Development of advanced sintering processes using novel high temperature thermal analysis techniques

使用新型高温热分析技术开发先进的烧结工艺

• 批准号: RGPIN-2015-04042
• 负责人: Corbin, Stephen
• 金额: $ 2.55万
• 依托单位: Dalhousie University
• 依托单位国家: 加拿大
• 项目类别: Discovery Grants Program - Individual
• 财政年份: 2016
• 资助国家: 加拿大
• 起止时间: 2016-01-01 至 2017-12-31
• 项目状态: 已结题
• 来源: https://www.nserc-crsng.gc.ca/ase-oro/Details-Detailles_eng.asp?id=612741
• 关键词: Development; advanced; sintering; processes; using

Sintering is a process which allows the net shape production of a part from metallic powder. A major advantage of sintering is that it reduces the need for material removal steps, such as machining, thus reducing costs, energy usage and material waste. When sintering is applied to lightweight metals (e.g. Titanium) for transportation applications, the added benefit of weight reduction and lower fuel consumption can be realized. In this proposal, the production of two Titanium alloys (Ti-6wt%Al-4wt%V and Ti-10wt%V-2wt%Fe-3wt%Al) using blended elemental (BE) and master alloy (MA) sintering will be investigated. In MA or BE sintering, commercially pure (CP) Ti powder is mixed with either an MA powder (e.g. a prealloyed 60 wt% Al/40wt% V powder) or elemental powders (e.g. 6 wt% pure Al and 4 wt% V) to obtain the desired alloy composition. This powder mixture is compacted into a near net shape, which typically has pores between the compacted powders in the range of 20 to 25% of the total part volume. During sintering, the Al and V alloying elements diffuse through the CP-Ti matrix, creating a uniform alloy composition, while helping to reduce the porosity present in the original compacted part. Currently, the lowest cost route of sintering, using a large CP-Ti powder size, is unable to obtain the final properties needed for most industrial applications. This is primarily due to the inability of the sintering process to reduce the original porosity to the required level of less than 2%. A combination of three thermal analysis tools will be used to generate a fundamental understanding of MA and BE sintering of Ti alloys using large CP-Ti powders. The insight gained from this work will be used to develop more cost effective, and higher performance Ti parts through sintering. This will increase the use of this light metal in the Canadian aerospace and automotive industries, facilitating weight reduction, lower fuel economy and ultimately a reduction in greenhouse gases. The application of the research results will contribute to an increase in the global competitiveness of Canadian companies and an improvement of the socioeconomic well being of Canadians.

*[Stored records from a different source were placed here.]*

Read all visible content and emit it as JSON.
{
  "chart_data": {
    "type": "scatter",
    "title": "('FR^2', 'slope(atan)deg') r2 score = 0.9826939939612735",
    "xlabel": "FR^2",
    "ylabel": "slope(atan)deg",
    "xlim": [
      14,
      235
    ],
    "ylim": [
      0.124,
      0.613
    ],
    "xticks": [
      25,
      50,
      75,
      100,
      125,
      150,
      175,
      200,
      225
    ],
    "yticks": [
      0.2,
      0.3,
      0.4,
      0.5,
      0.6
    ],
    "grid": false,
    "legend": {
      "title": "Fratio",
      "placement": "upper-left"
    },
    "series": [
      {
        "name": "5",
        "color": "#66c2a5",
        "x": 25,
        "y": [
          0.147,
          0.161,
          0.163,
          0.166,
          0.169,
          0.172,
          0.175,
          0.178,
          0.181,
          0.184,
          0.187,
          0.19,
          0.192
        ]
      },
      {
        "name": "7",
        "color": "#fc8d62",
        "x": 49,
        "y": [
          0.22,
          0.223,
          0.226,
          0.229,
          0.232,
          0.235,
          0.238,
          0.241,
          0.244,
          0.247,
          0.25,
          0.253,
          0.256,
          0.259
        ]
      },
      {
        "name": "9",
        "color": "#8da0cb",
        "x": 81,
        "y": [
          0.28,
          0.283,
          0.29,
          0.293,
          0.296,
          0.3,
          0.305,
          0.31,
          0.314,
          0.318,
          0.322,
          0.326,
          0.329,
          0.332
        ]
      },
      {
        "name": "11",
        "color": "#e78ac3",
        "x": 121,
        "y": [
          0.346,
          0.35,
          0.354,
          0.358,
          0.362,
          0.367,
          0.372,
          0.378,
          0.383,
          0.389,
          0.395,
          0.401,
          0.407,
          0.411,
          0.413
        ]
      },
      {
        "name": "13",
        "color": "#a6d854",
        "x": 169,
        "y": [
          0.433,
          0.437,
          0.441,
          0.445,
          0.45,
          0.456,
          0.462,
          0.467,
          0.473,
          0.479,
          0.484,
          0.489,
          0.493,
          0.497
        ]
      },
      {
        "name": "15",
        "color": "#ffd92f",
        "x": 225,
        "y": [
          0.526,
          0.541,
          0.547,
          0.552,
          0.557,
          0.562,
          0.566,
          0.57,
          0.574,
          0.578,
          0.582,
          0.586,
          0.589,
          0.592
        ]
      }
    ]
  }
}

烧结是一种允许从金属粉末净成形生产零件的工艺。烧结的一个主要优点是它减少了对材料去除步骤的需求，例如机械加工，从而降低了成本，能源使用和材料浪费。当烧结应用于运输应用中的轻金属（例如钛）时，可以实现重量减轻和燃料消耗降低的额外好处。 在本研究中，我们将研究两种钛合金（Ti-6wt%Al-4wt%V和Ti-10wt%V-2wt%Fe-3wt%Al）的混合元素（BE）和中间合金（MA）烧结。在MA或BE烧结中，将商业纯（CP）Ti粉末与MA粉末（例如预合金化的60重量% Al/40重量%V粉末）或元素粉末（例如6重量%纯Al和4重量% V）混合以获得期望的合金组成。该粉末混合物被压实成近净形状，其通常在压实粉末之间具有占总部件体积的20至25%的孔隙。在烧结过程中，Al和V合金元素通过CP-Ti基质扩散，形成均匀的合金成分，同时有助于减少原始压实部件中存在的孔隙率。目前，使用大粒度CP-Ti粉末的最低成本烧结路线无法获得大多数工业应用所需的最终性能。这主要是由于烧结工艺无法将原始孔隙率降低到小于2%的所需水平。将使用三种热分析工具的组合来产生对使用大CP-Ti粉末的Ti合金的MA和BE烧结的基本理解。从这项工作中获得的见解将用于通过烧结开发更具成本效益和更高性能的钛部件。这将增加这种轻金属在加拿大航空航天和汽车工业中的使用，有助于减轻重量，降低燃料经济性，并最终减少温室气体。研究成果的应用将有助于提高加拿大公司的全球竞争力，改善加拿大人的社会经济福祉。